Leigh and Jasin both agreed that an intelligence-based approach and information sharing among utilities is the best way to combat emerging threats. Both panelists, however, observed that there is a current lack of certainty as to who owns the issue of cybersecurity, noting that responsibility for it is spread across numerous federal and state agencies.

Jasin advocated that utilities build off of existing security frameworks, such as the Joint Terrorism Task Force, as a way of holistically addressing the issue. Leigh offered the perspective that cyberthreats are an age-old problem - bad actors seeking to illicitly gain money and information or sow political and social chaos - cloaked in the trappings of the twenty-first century, and that any solution must be similarly modernized.

For the remainder of the afternoon, attendees explored Upward Hartford's dynamic space, visiting start-up booths missed during the morning, meeting with utility representatives, and discussing the issues of the day fueled by coffee and camaraderie.

A second fireside chat between Joseph Page of Waterfall Security Solutions and Noel Black of Southern Company incorporated many of the concepts explored throughout the conference. Page offered the view that cyberthreats are so hard to regulate against because they are constantly changing by their very nature and that the U.S. has yet to experience a compelling event that will catalyze aggressive cybersecurity and offense.

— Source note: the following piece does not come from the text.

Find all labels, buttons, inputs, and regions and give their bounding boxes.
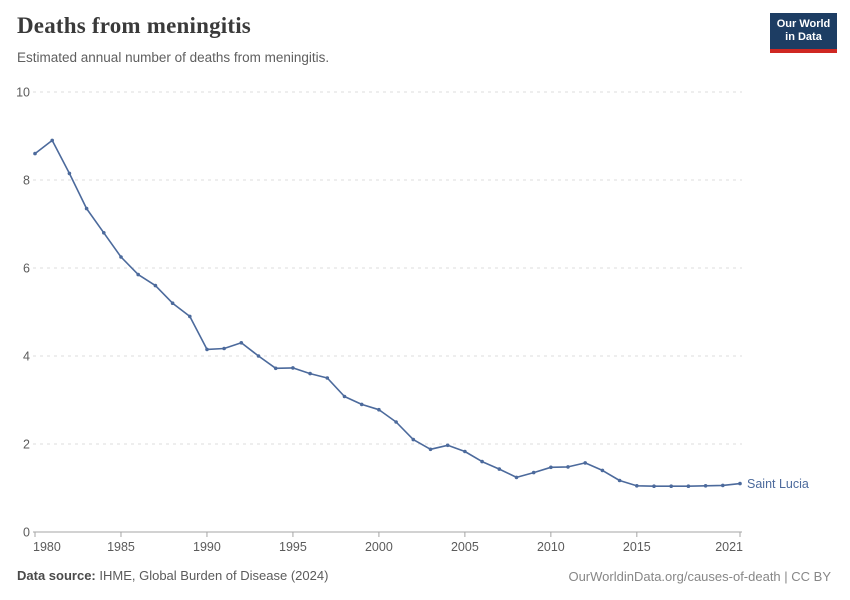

Highlighting the advanced cyber-offense of nations such as Russia, Iran and North Korea, Page pointed out that cyber-attackers are ultimately not interested in utility data, but in quiet command and control of utility infrastructure, a sobering thought that perfectly encapsulated what was at stake beneath the day's panels and conversations.

Overall, the conference demonstrated the substantial challenges that utilities must tackle in an increasingly technologized environment and the remarkable opportunities for innovation and collaboration therein.

"As technology makes us all interconnected," Katz told attendees, "it also makes our vulnerabilities interconnected." It also makes our solutions to those vulnerabilities interconnected as well, and the conference's spirit and success was a testament to that potential.